Generative Deep Learning for Molecular SMILES Generation

A comparative study of graph‐to‐sequence models using GNNs, Graphormer, and Birdie training for chemically valid molecule design.

Introduction

This experiment investigates advanced graph-to-sequence deep learning approaches for molecular design, focusing on generating chemically valid SMILES strings from molecular graphs. We compare:

GNN→Transformer: A baseline message-passing GNN encoder with a Transformer decoder.
Graphormer→Transformer: A structurally-biased Transformer encoder with explicit centrality, spatial, and edge encodings.
Graphormer + Birdie→Transformer: The Graphormer model further trained with stochastic, corruption-based objectives (infilling, deshuffling, selective copying, standard copying) to improve robustness.
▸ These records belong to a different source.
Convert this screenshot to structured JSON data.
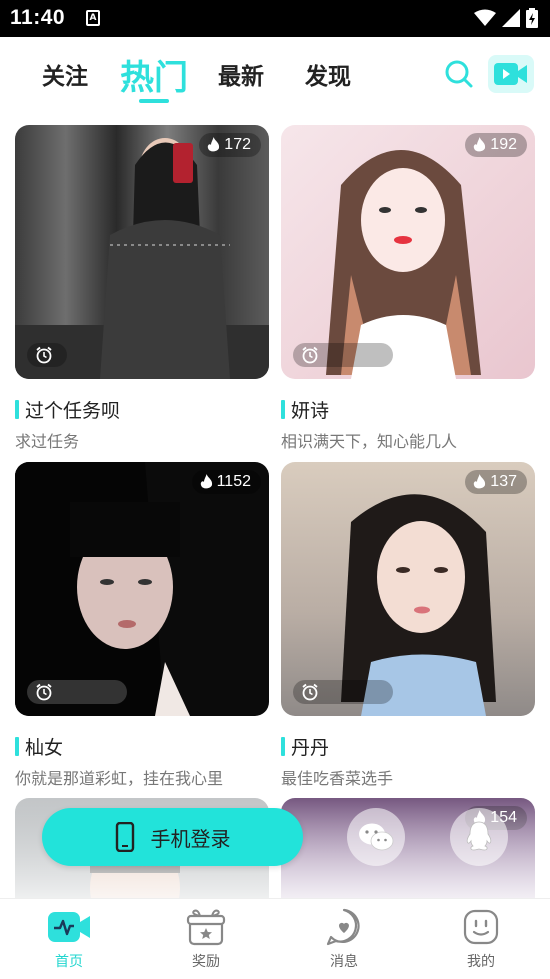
{
  "statusbar": {
    "time": "11:40",
    "a_icon": "A"
  },
  "tabs": [
    {
      "label": "关注",
      "active": false
    },
    {
      "label": "热门",
      "active": true
    },
    {
      "label": "最新",
      "active": false
    },
    {
      "label": "发现",
      "active": false
    }
  ],
  "header_icons": {
    "search": "search-icon",
    "video": "video-camera-icon"
  },
  "cards": [
    {
      "name": "过个任务呗",
      "motto": "求过任务",
      "heat": "172"
    },
    {
      "name": "妍诗",
      "motto": "相识满天下，知心能几人",
      "heat": "192"
    },
    {
      "name": "杣女",
      "motto": "你就是那道彩虹，挂在我心里",
      "heat": "1152"
    },
    {
      "name": "丹丹",
      "motto": "最佳吃香菜选手",
      "heat": "137"
    },
    {
      "heat": ""
    },
    {
      "heat": "154"
    }
  ],
  "login": {
    "label": "手机登录"
  },
  "bottom_nav": [
    {
      "label": "首页",
      "active": true
    },
    {
      "label": "奖励",
      "active": false
    },
    {
      "label": "消息",
      "active": false
    },
    {
      "label": "我的",
      "active": false
    }
  ],
  "colors": {
    "accent": "#2ee0dc",
    "login_button": "#22e3da"
  }
}
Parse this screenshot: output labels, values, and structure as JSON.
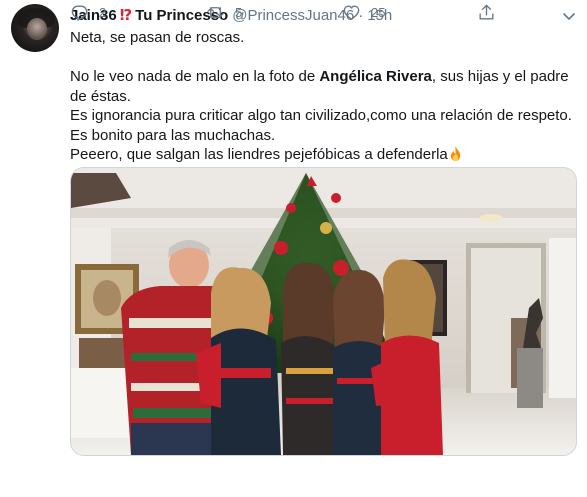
{
  "author": {
    "display_name": "Jain36",
    "name_emoji": "⁉",
    "display_name_suffix": "Tu Princesso",
    "handle": "@PrincessJuan46",
    "separator": "·",
    "time": "15h"
  },
  "tweet": {
    "line1": "Neta, se pasan de roscas.",
    "line2_before": "No le veo nada de malo en la foto de ",
    "line2_bold": "Angélica Rivera",
    "line2_after": ", sus hijas y el padre de éstas.",
    "line3": "Es ignorancia pura criticar algo tan civilizado,como una relación de respeto.",
    "line4": "Es bonito para las muchachas.",
    "line5": "Peeero, que salgan las liendres pejefóbicas a defenderla"
  },
  "actions": {
    "reply_count": "2",
    "retweet_count": "5",
    "like_count": "25"
  },
  "icons": {
    "reply": "reply-icon",
    "retweet": "retweet-icon",
    "like": "heart-icon",
    "share": "share-icon",
    "more": "chevron-down-icon"
  },
  "colors": {
    "secondary_text": "#657786",
    "border": "#ccd6dd"
  }
}
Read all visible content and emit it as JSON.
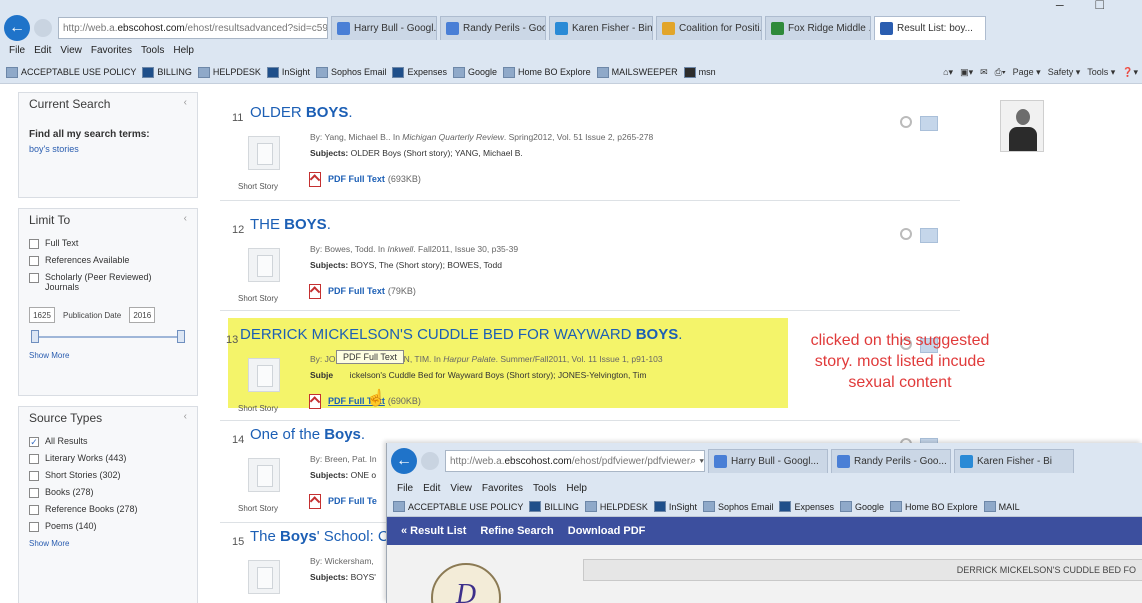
{
  "browser": {
    "address": {
      "prefix": "http://web.a.",
      "host": "ebscohost.com",
      "path": "/ehost/resultsadvanced?sid=c59d...",
      "controls": "⌕ ▾ ↻"
    },
    "tabs": [
      {
        "label": "Harry Bull - Googl...",
        "icon_color": "#4a7fd6"
      },
      {
        "label": "Randy Perils - Goo...",
        "icon_color": "#4a7fd6"
      },
      {
        "label": "Karen Fisher - Bing",
        "icon_color": "#2a8ad6"
      },
      {
        "label": "Coalition for Positi...",
        "icon_color": "#e2a52a"
      },
      {
        "label": "Fox Ridge Middle ...",
        "icon_color": "#2f8a3a"
      },
      {
        "label": "Result List: boy...",
        "icon_color": "#2a5db0"
      }
    ],
    "window_controls": "– □",
    "menu": [
      "File",
      "Edit",
      "View",
      "Favorites",
      "Tools",
      "Help"
    ],
    "favorites": [
      "ACCEPTABLE USE POLICY",
      "BILLING",
      "HELPDESK",
      "InSight",
      "Sophos Email",
      "Expenses",
      "Google",
      "Home BO Explore",
      "MAILSWEEPER",
      "msn"
    ],
    "commands": [
      "Page ▾",
      "Safety ▾",
      "Tools ▾"
    ]
  },
  "sidebar": {
    "current_search": {
      "heading": "Current Search",
      "find_all_label": "Find all my search terms:",
      "term": "boy's stories"
    },
    "limit_to": {
      "heading": "Limit To",
      "options": [
        {
          "label": "Full Text",
          "checked": false
        },
        {
          "label": "References Available",
          "checked": false
        },
        {
          "label": "Scholarly (Peer Reviewed) Journals",
          "checked": false
        }
      ],
      "date_from": "1625",
      "date_label": "Publication Date",
      "date_to": "2016",
      "show_more": "Show More"
    },
    "source_types": {
      "heading": "Source Types",
      "options": [
        {
          "label": "All Results",
          "checked": true
        },
        {
          "label": "Literary Works (443)",
          "checked": false
        },
        {
          "label": "Short Stories (302)",
          "checked": false
        },
        {
          "label": "Books (278)",
          "checked": false
        },
        {
          "label": "Reference Books (278)",
          "checked": false
        },
        {
          "label": "Poems (140)",
          "checked": false
        }
      ],
      "show_more": "Show More"
    }
  },
  "results": [
    {
      "num": "11",
      "title_plain": "OLDER ",
      "title_bold": "BOYS",
      "title_tail": ".",
      "meta_by": "By: Yang, Michael B.. ",
      "meta_in": "In ",
      "meta_source": "Michigan Quarterly Review",
      "meta_rest": ". Spring2012, Vol. 51 Issue 2, p265-278",
      "subjects_label": "Subjects:",
      "subjects": " OLDER Boys (Short story); YANG, Michael B.",
      "type": "Short Story",
      "pdf_label": "PDF Full Text",
      "pdf_size": "(693KB)"
    },
    {
      "num": "12",
      "title_plain": "THE ",
      "title_bold": "BOYS",
      "title_tail": ".",
      "meta_by": "By: Bowes, Todd. ",
      "meta_in": "In ",
      "meta_source": "Inkwell",
      "meta_rest": ". Fall2011, Issue 30, p35-39",
      "subjects_label": "Subjects:",
      "subjects": " BOYS, The (Short story); BOWES, Todd",
      "type": "Short Story",
      "pdf_label": "PDF Full Text",
      "pdf_size": "(79KB)"
    },
    {
      "num": "13",
      "title_plain": "DERRICK MICKELSON'S CUDDLE BED FOR WAYWARD ",
      "title_bold": "BOYS",
      "title_tail": ".",
      "meta_by": "By: JONES-YELVINGTON, TIM. ",
      "meta_in": "In ",
      "meta_source": "Harpur Palate",
      "meta_rest": ". Summer/Fall2011, Vol. 11 Issue 1, p91-103",
      "subjects_label": "Subje",
      "subjects": "       ickelson's Cuddle Bed for Wayward Boys (Short story); JONES-Yelvington, Tim",
      "type": "Short Story",
      "pdf_label": "PDF Full Text",
      "pdf_size": "(690KB)",
      "tooltip": "PDF Full Text"
    },
    {
      "num": "14",
      "title_plain": "One of the ",
      "title_bold": "Boys",
      "title_tail": ".",
      "meta_by": "By: Breen, Pat. ",
      "meta_in": "In",
      "meta_source": "",
      "meta_rest": "",
      "subjects_label": "Subjects:",
      "subjects": " ONE o",
      "type": "Short Story",
      "pdf_label": "PDF Full Te",
      "pdf_size": ""
    },
    {
      "num": "15",
      "title_plain": "The ",
      "title_bold": "Boys",
      "title_tail": "' School: C",
      "meta_by": "By: Wickersham, ",
      "meta_in": "",
      "meta_source": "",
      "meta_rest": "",
      "subjects_label": "Subjects:",
      "subjects": " BOYS'",
      "type": "",
      "pdf_label": "",
      "pdf_size": ""
    }
  ],
  "annotation": "clicked on this suggested story. most listed incude sexual content",
  "overlay": {
    "address": {
      "prefix": "http://web.a.",
      "host": "ebscohost.com",
      "path": "/ehost/pdfviewer/pdfviewer",
      "controls": "⌕ ▾ ↻"
    },
    "tabs": [
      {
        "label": "Harry Bull - Googl...",
        "icon_color": "#4a7fd6"
      },
      {
        "label": "Randy Perils - Goo...",
        "icon_color": "#4a7fd6"
      },
      {
        "label": "Karen Fisher - Bi",
        "icon_color": "#2a8ad6"
      }
    ],
    "menu": [
      "File",
      "Edit",
      "View",
      "Favorites",
      "Tools",
      "Help"
    ],
    "favorites": [
      "ACCEPTABLE USE POLICY",
      "BILLING",
      "HELPDESK",
      "InSight",
      "Sophos Email",
      "Expenses",
      "Google",
      "Home BO Explore",
      "MAIL"
    ],
    "toolbar": [
      "« Result List",
      "Refine Search",
      "Download PDF"
    ],
    "logo_letter": "D",
    "doc_title": "DERRICK MICKELSON'S CUDDLE BED FO"
  }
}
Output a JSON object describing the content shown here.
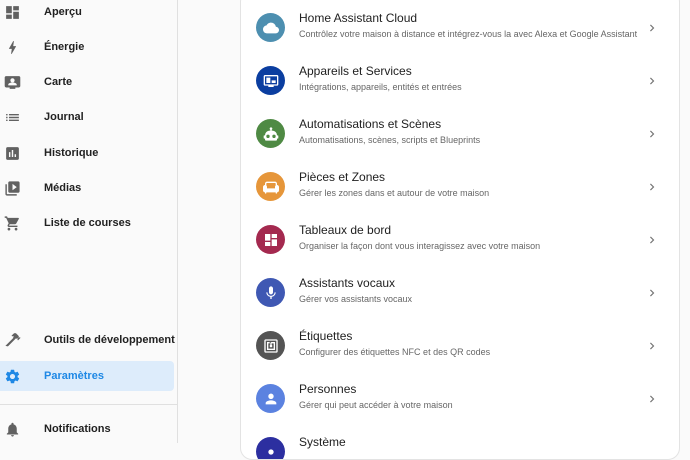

All models are trained with a combined cross-entropy and REINFORCE‐style validity loss, rewarding chemically valid outputs via RDKit validation.

Background and Motivation

Discovering novel drug‐like molecules traditionally requires expensive, manual exploration of vast chemical spaces. Language‐modeling techniques applied to SMILES can generate syntactically valid strings but often miss underlying graph topology, producing chemically invalid compounds. Bridging this gap demands encoder–decoder architectures that respect molecular graphs’ structure while leveraging powerful sequence modeling.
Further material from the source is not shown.